The Compute Particles sample shows how OpenGL Compute Shaders can be used along with OpenGL rendering to create complex animations and effects entirely on the GPU.


APIs Used

  • glBindProgramPipeline
  • glUseProgramStages
  • glDispatchCompute
  • glMemoryBarrier

Shared User Interface

The Graphics samples all share a common app framework and certain user interface elements, centered around the "Tweakbar" panel on the left side of the screen which lets you interactively control certain variables in each sample.

To show and hide the Tweakbar, simply click or touch the triangular button positioned in the top-left of the view.

Technical Details


This sample shows how compute shaders can be used to implement massively parallel animation tasks on the GPU, and pass the results to rendering. It demonstrates how vertex shaders can access any element of the compute shader's output buffer by indexing.

The high-level stages are as follows:

  1. The compute shader updates the positions and velocities of the particles on the GPU.

  2. The vertex shader accesses the resulting particle positions and expands them out to 4-vertex quads.

  3. The fragment shader applies a computed exponential fall-off alpha to draw smooth particles.

UI Options
The following options can be adjusted in the tweak UI:
  • The animate toggle enables and disables the compute shader invocation and thus the particle animations.

  • Enable attractor toggles the magnitude of the moving attractor location to zero and non-zero. When the attractor is off, only the noisy vector field affects the particles.

  • Sprite size adjusts the value sent to vertex shader to set the size of the particle quads.

  • Noise strength adjusts the magnitude of the noise vector field that is added to the particle velocities each frame.

  • Noise frequency adjusts the scaling of the spatial frequency of the noise lookup.

  • Reset returns the particles to their initial positions.


The details of each stage are as follows:

Compute Shader

The compute shader operates on a pair of in/out buffers: one for positions and one for velocities. The velocities are used only by the compute shader, while the positions are read and written by the compute shader, and read by the rendering shader. The steps in the per-frame compute shader update are:

  1. The sources used to update each particle are read: these include previous position, previous velocity, and the position and strength of the attractor.

  2. Next, a vector-valued multi-octave (4 octaves) smooth noise value is computed and added to the velocity vector. This addition is scaled by the adjustable noise magnitude parameter.

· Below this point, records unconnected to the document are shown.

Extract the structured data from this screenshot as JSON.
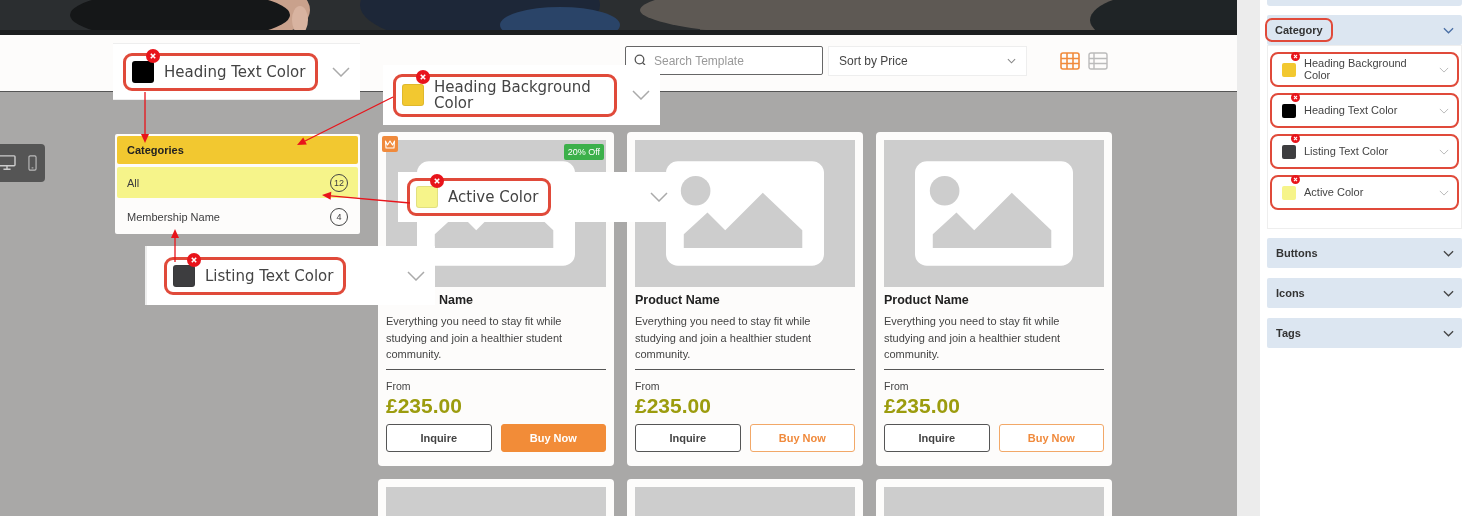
{
  "toolbar": {
    "search": {
      "placeholder": "Search Template"
    },
    "sort": {
      "value": "Sort by Price"
    },
    "views": [
      {
        "kind": "grid",
        "selected": true
      },
      {
        "kind": "list",
        "selected": false
      }
    ]
  },
  "device_toggle": [
    {
      "kind": "desktop"
    },
    {
      "kind": "mobile"
    }
  ],
  "categories": {
    "heading": "Categories",
    "items": [
      {
        "label": "All",
        "count": "12",
        "selected": true
      },
      {
        "label": "Membership Name",
        "count": "4",
        "selected": false
      }
    ]
  },
  "products": [
    {
      "name": "Name",
      "description": "Everything you need to stay fit while studying and join a healthier student community.",
      "from": "From",
      "price": "£235.00",
      "badge": "20% Off",
      "featured": true,
      "buttons": [
        {
          "label": "Inquire",
          "primary": false
        },
        {
          "label": "Buy Now",
          "primary": true
        }
      ]
    },
    {
      "name": "Product Name",
      "description": "Everything you need to stay fit while studying and join a healthier student community.",
      "from": "From",
      "price": "£235.00",
      "featured": false,
      "buttons": [
        {
          "label": "Inquire",
          "primary": false
        },
        {
          "label": "Buy Now",
          "primary": false
        }
      ]
    },
    {
      "name": "Product Name",
      "description": "Everything you need to stay fit while studying and join a healthier student community.",
      "from": "From",
      "price": "£235.00",
      "featured": false,
      "buttons": [
        {
          "label": "Inquire",
          "primary": false
        },
        {
          "label": "Buy Now",
          "primary": false
        }
      ]
    }
  ],
  "callouts": [
    {
      "label": "Heading Text Color",
      "color": "#000000"
    },
    {
      "label": "Heading Background Color",
      "color": "#f2c830"
    },
    {
      "label": "Active Color",
      "color": "#f6f48a"
    },
    {
      "label": "Listing Text Color",
      "color": "#3d3d3f"
    }
  ],
  "settings_panel": {
    "sections": [
      {
        "title": "Category",
        "expanded": true,
        "highlighted": true,
        "items": [
          {
            "label": "Heading Background Color",
            "color": "#f2c830",
            "highlighted": true
          },
          {
            "label": "Heading Text Color",
            "color": "#000000",
            "highlighted": true
          },
          {
            "label": "Listing Text Color",
            "color": "#3d3d3f",
            "highlighted": true
          },
          {
            "label": "Active Color",
            "color": "#f6f48a",
            "highlighted": true
          }
        ]
      },
      {
        "title": "Buttons",
        "expanded": false,
        "highlighted": false
      },
      {
        "title": "Icons",
        "expanded": false,
        "highlighted": false
      },
      {
        "title": "Tags",
        "expanded": false,
        "highlighted": false
      }
    ]
  }
}
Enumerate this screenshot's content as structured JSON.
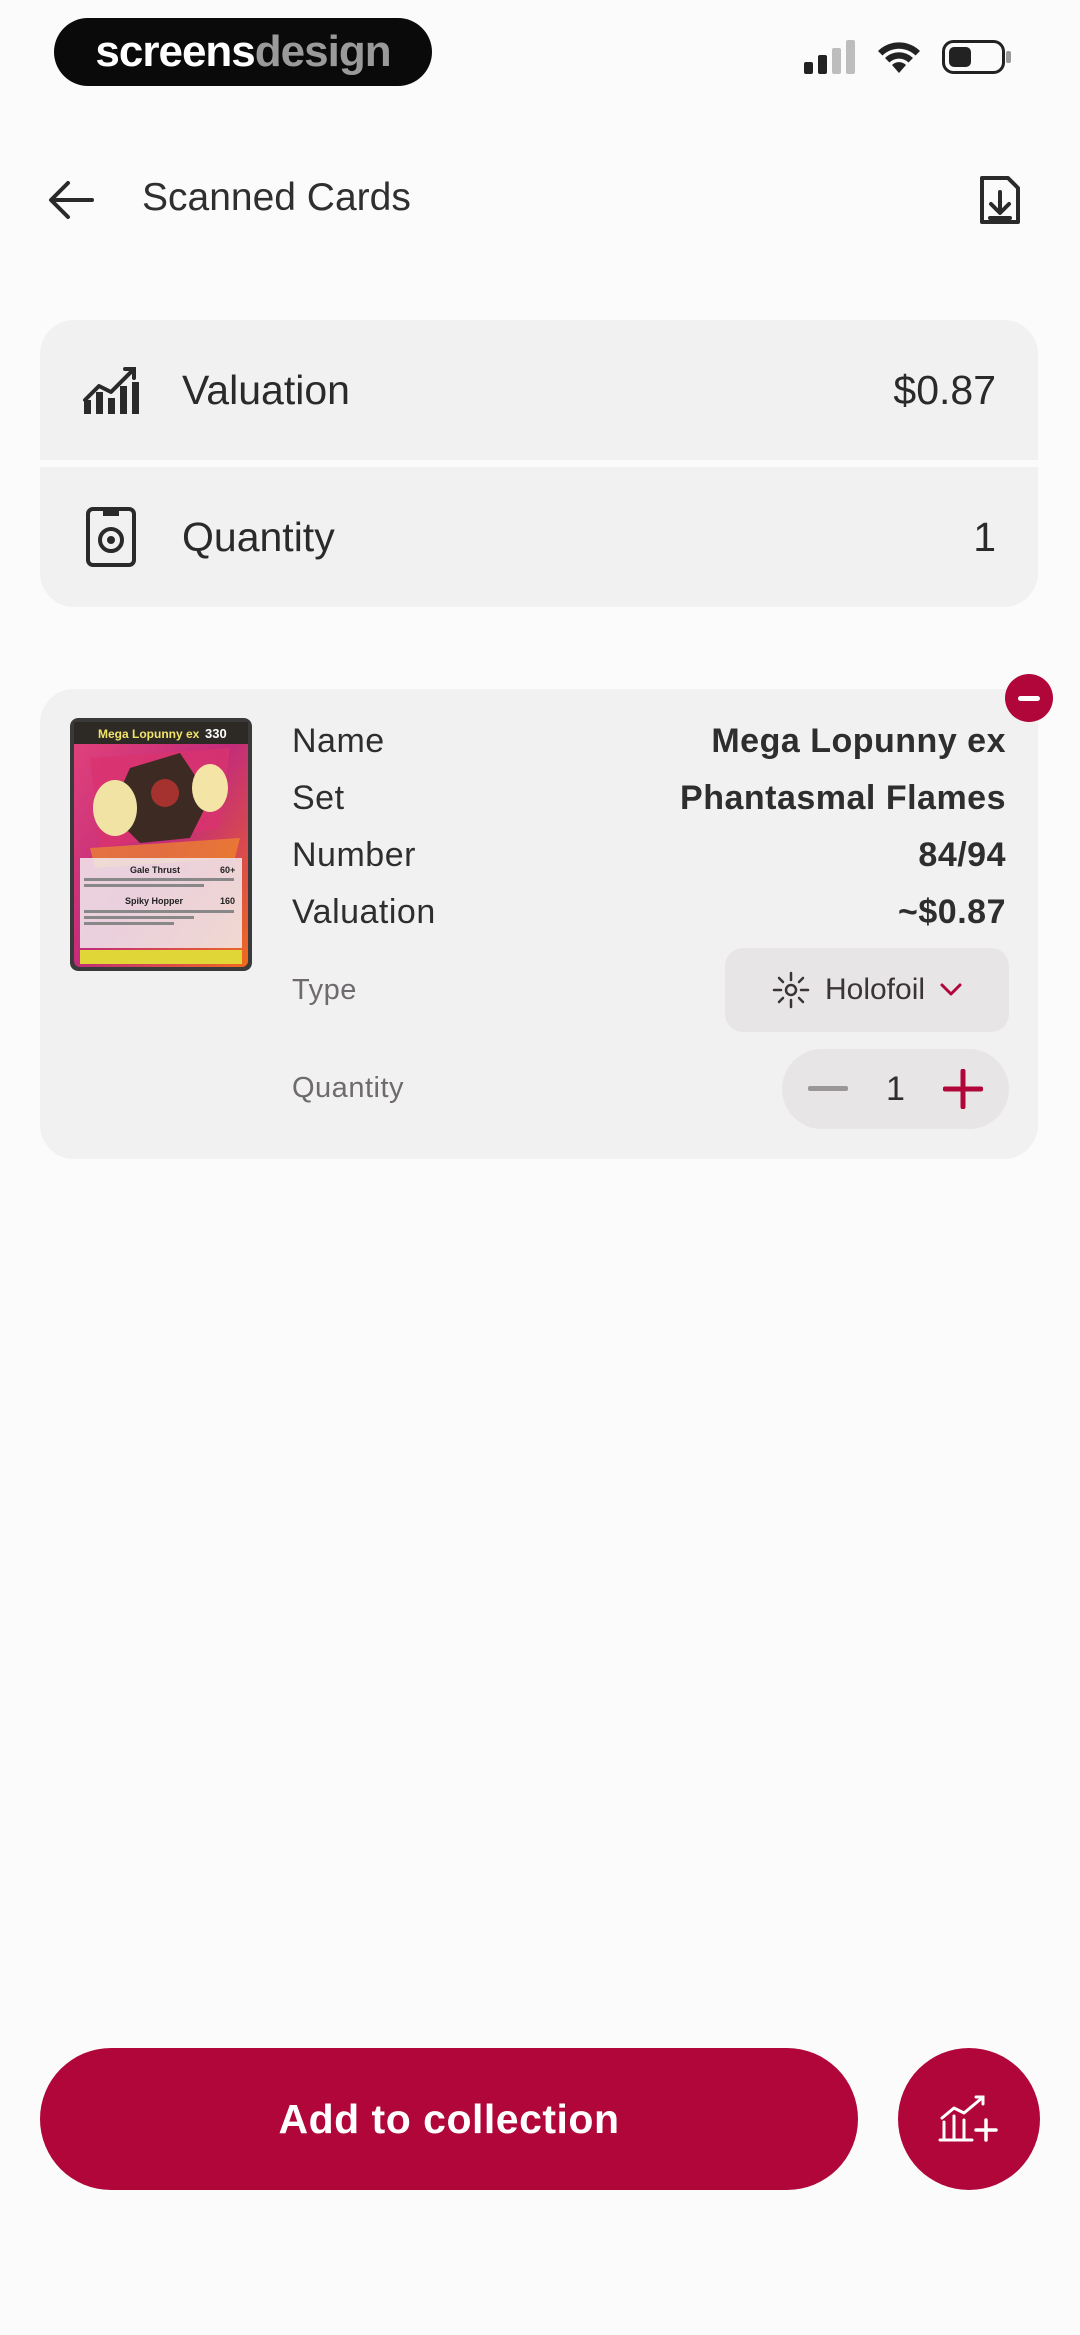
{
  "status_bar": {
    "brand_part1": "screens",
    "brand_part2": "design",
    "icons": [
      "signal-icon",
      "wifi-icon",
      "battery-icon"
    ]
  },
  "header": {
    "title": "Scanned Cards",
    "back_icon": "arrow-left-icon",
    "export_icon": "file-download-icon"
  },
  "summary": {
    "valuation_label": "Valuation",
    "valuation_value": "$0.87",
    "quantity_label": "Quantity",
    "quantity_value": "1"
  },
  "card": {
    "image_name": "Mega Lopunny ex",
    "name_label": "Name",
    "name_value": "Mega Lopunny ex",
    "set_label": "Set",
    "set_value": "Phantasmal Flames",
    "number_label": "Number",
    "number_value": "84/94",
    "valuation_label": "Valuation",
    "valuation_value": "~$0.87",
    "type_label": "Type",
    "type_value": "Holofoil",
    "quantity_label": "Quantity",
    "quantity_value": "1",
    "thumb_text": {
      "title": "Mega Lopunny ex",
      "hp": "330",
      "attack1": "Gale Thrust",
      "attack1_dmg": "60+",
      "attack2": "Spiky Hopper",
      "attack2_dmg": "160"
    }
  },
  "footer": {
    "cta_label": "Add to collection",
    "fab_icon": "chart-add-icon"
  },
  "colors": {
    "accent": "#b0063a",
    "surface": "#f2f1f2",
    "background": "#fcfbfc"
  }
}
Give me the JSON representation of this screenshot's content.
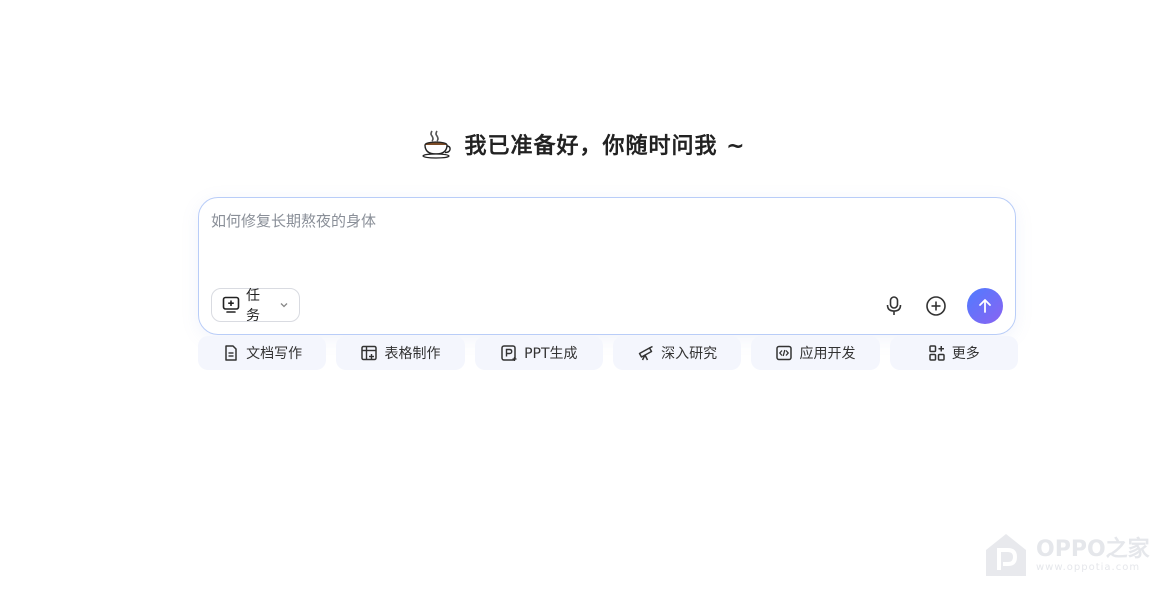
{
  "headline": {
    "emoji_icon": "hot-beverage-icon",
    "title": "我已准备好，你随时问我 ~"
  },
  "composer": {
    "placeholder": "如何修复长期熬夜的身体",
    "task_button": {
      "label": "任务",
      "icon": "monitor-plus-icon"
    },
    "tools": [
      {
        "name": "microphone-icon"
      },
      {
        "name": "add-circle-icon"
      }
    ],
    "send_icon": "arrow-up-icon",
    "colors": {
      "border": "#b9cdf8",
      "send_from": "#4f7cff",
      "send_to": "#8a63f2"
    }
  },
  "quick_actions": [
    {
      "label": "文档写作",
      "icon": "document-icon"
    },
    {
      "label": "表格制作",
      "icon": "table-icon"
    },
    {
      "label": "PPT生成",
      "icon": "presentation-icon"
    },
    {
      "label": "深入研究",
      "icon": "telescope-icon"
    },
    {
      "label": "应用开发",
      "icon": "code-window-icon"
    },
    {
      "label": "更多",
      "icon": "grid-plus-icon"
    }
  ],
  "watermark": {
    "name": "OPPO之家",
    "url": "www.oppotia.com"
  }
}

  3. An attraction vector is computed, including a quadratic falloff (this looks in the code to be a scaling by the inverse cube, but the vector is not normalized, so one factor is for the normalization). This vector is scaled by the adjustable attractor magnitude and added to the velocity.

  4. The velocity is added to the particle position as an integration step.

  5. The velocity is scaled by a damping factor to keep the system's energy in check.

Vertex Shader

The vertex shader serves multiple purposes in this rendering pipeline. Not only does it project the vertices, it also serves as a simple "vertex amplifier," splitting the N particle positions in 4N vertices, offsetting to the four corners of each particle.

  1. First, the particle index is computed by dividing the vertex ID by 4. Every four-vertex quad represents a single particle.

  2. The position of the particle is looked up in the compute shader buffer.

  3. The 0.0-1.0 U and V position of the vertex in the quad is computed via bitmasking of the vertex ID (i.e. its value mod 4). This is stored as quadPos, which is used directly as the texture coordinates.

  4. The quadPos is used to offset the particle center horizontally and vertically to form the correct quad corner.

  5. The resulting vertex is transformed and output.

Fragment Shader

The fragment shader is extremely simple. It writes the passed-in varying color as the RGB channels and computes an exponential fall-off from the center of the particle, placing it in the alpha channel. It discards the fragment if the computed alpha is close to zero.